French Lesson
In the negative four windchill, I stepped outside into another handful of deceiving sunshine and salt-scarred roads.
10:15 – lunch duty.
Pans of hot, soft pretzels. I took a break mid-way through to tousle Puck’s hair.
“Hey, Mom!”
“Hey, bud! Want to sit with me, or just your buddies.”
A slightly embarrassed smile: “Just my buddies.”
No offense taken. I returned to the kitchen to ladle more canned pears onto styrofoam plates until about twelve o’clock. I was packed off at the end with a foil package of leftover pretzels. Puck certainly didn’t complain about that.

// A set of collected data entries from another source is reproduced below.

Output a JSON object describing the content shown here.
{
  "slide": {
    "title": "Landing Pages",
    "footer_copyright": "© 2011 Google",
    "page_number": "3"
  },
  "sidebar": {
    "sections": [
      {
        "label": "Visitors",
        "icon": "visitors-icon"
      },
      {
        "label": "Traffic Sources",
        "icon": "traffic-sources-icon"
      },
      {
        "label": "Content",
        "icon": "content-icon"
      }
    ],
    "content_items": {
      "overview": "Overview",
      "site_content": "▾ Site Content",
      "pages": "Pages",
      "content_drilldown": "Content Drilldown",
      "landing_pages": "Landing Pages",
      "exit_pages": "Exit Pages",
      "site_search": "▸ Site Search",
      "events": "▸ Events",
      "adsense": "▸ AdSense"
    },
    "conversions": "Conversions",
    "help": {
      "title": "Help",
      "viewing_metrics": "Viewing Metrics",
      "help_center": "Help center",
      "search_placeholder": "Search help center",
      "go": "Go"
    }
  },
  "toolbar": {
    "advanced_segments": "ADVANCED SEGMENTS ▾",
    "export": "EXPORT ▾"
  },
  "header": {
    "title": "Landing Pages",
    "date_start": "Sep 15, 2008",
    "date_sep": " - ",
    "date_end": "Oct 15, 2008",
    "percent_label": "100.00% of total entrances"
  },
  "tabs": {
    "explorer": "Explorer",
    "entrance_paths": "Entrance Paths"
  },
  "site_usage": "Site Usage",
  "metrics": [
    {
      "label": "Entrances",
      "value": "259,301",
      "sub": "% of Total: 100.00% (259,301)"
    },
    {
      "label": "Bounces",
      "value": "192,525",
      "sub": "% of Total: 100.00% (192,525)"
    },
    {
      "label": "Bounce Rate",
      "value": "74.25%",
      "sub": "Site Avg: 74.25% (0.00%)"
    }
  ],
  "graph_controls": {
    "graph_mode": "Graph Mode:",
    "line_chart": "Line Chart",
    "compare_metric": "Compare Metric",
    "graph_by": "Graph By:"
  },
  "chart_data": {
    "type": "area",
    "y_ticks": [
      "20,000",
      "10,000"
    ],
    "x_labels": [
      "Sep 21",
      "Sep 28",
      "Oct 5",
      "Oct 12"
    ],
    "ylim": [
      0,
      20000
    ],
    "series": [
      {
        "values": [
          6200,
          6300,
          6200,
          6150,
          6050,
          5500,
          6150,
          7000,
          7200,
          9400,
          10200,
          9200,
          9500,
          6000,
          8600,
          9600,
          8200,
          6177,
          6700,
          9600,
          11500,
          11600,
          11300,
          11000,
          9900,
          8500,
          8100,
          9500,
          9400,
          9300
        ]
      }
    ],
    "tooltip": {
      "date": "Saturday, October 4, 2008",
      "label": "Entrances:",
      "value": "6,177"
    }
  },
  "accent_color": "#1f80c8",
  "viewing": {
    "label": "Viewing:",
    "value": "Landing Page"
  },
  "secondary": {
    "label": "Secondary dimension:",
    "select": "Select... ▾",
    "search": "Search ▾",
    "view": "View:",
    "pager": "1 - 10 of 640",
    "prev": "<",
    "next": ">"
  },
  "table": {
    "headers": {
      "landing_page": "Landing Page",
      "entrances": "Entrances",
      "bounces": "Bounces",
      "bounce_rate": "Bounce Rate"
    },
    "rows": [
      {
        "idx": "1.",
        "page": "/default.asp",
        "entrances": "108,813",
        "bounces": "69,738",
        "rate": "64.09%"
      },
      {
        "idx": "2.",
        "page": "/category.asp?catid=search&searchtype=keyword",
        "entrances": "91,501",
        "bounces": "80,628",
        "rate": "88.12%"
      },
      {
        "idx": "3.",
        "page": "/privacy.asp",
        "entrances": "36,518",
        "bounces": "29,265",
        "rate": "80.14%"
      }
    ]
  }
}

For the next three hours, I got some work done in the cold foyer above the atrium. I heard Puck’s whole class herded into the library below sometime in the middle of my typing. The could hear the boys discussing French accents about as loud as humanly possible, Puck’s voice wafting up to my lounge area, one of the loudest of all.
“I know what French sounds like,” Puck insisted several times. “Vahl-zhah. Vahl-zhah.”

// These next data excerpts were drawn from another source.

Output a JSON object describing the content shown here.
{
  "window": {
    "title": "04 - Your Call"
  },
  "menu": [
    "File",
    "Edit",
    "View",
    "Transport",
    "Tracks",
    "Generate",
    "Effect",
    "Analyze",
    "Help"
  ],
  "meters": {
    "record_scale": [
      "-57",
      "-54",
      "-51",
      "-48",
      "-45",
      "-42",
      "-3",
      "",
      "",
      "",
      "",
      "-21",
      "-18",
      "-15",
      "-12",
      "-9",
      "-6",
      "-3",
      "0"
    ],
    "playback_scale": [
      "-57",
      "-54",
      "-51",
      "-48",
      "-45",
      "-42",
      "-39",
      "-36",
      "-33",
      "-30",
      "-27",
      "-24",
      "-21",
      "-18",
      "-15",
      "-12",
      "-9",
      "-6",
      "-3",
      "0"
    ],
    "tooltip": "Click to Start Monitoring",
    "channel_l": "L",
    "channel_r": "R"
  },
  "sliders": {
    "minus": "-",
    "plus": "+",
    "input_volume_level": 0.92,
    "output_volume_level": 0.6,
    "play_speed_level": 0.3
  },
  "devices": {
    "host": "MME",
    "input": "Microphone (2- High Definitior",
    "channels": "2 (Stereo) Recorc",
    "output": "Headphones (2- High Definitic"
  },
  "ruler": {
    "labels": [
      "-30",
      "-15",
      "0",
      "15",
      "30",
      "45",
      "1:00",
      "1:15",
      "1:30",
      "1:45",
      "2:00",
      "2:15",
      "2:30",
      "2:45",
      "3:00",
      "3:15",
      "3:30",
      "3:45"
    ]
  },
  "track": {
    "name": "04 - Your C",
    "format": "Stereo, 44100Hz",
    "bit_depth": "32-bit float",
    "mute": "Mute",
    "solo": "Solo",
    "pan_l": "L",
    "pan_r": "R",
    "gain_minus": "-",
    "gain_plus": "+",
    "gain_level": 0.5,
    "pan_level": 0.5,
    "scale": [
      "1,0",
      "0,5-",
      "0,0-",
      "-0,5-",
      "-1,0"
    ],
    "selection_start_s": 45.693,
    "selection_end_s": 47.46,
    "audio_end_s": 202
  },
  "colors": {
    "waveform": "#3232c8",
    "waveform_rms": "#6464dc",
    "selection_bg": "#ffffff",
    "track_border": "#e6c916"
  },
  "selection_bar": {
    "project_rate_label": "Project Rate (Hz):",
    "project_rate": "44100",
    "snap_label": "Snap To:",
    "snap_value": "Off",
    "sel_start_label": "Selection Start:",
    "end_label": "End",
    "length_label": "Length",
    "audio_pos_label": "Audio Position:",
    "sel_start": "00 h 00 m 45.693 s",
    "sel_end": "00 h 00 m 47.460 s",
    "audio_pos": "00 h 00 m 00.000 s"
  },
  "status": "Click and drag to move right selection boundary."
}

“That’s Italian, Puck,” Mr. V teased him. “Vahl-zhah,” he chuckled, leading them back to the classroom.
Sometimes it’s fun to have the hidden bird’s-ear hear of the particular situation.
We hit up Trader Joe’s on the way home for a few extra groceries. Puck danced off for a bag of banana chips, one of his personal favorites.
That evening – homework complete, friends played with in the frozen tundra – Puck wrapped up all toasty in the old eggplant blanket on the couch. I snuggled up next to him.
“Mah-ahm! Don’t cuddle with me!”
“Oh, come on. It doesn’t mean you’re a baby. Other moms cuddle with their boys, too.”
“But, Mom, I just have high quality embarrassment!”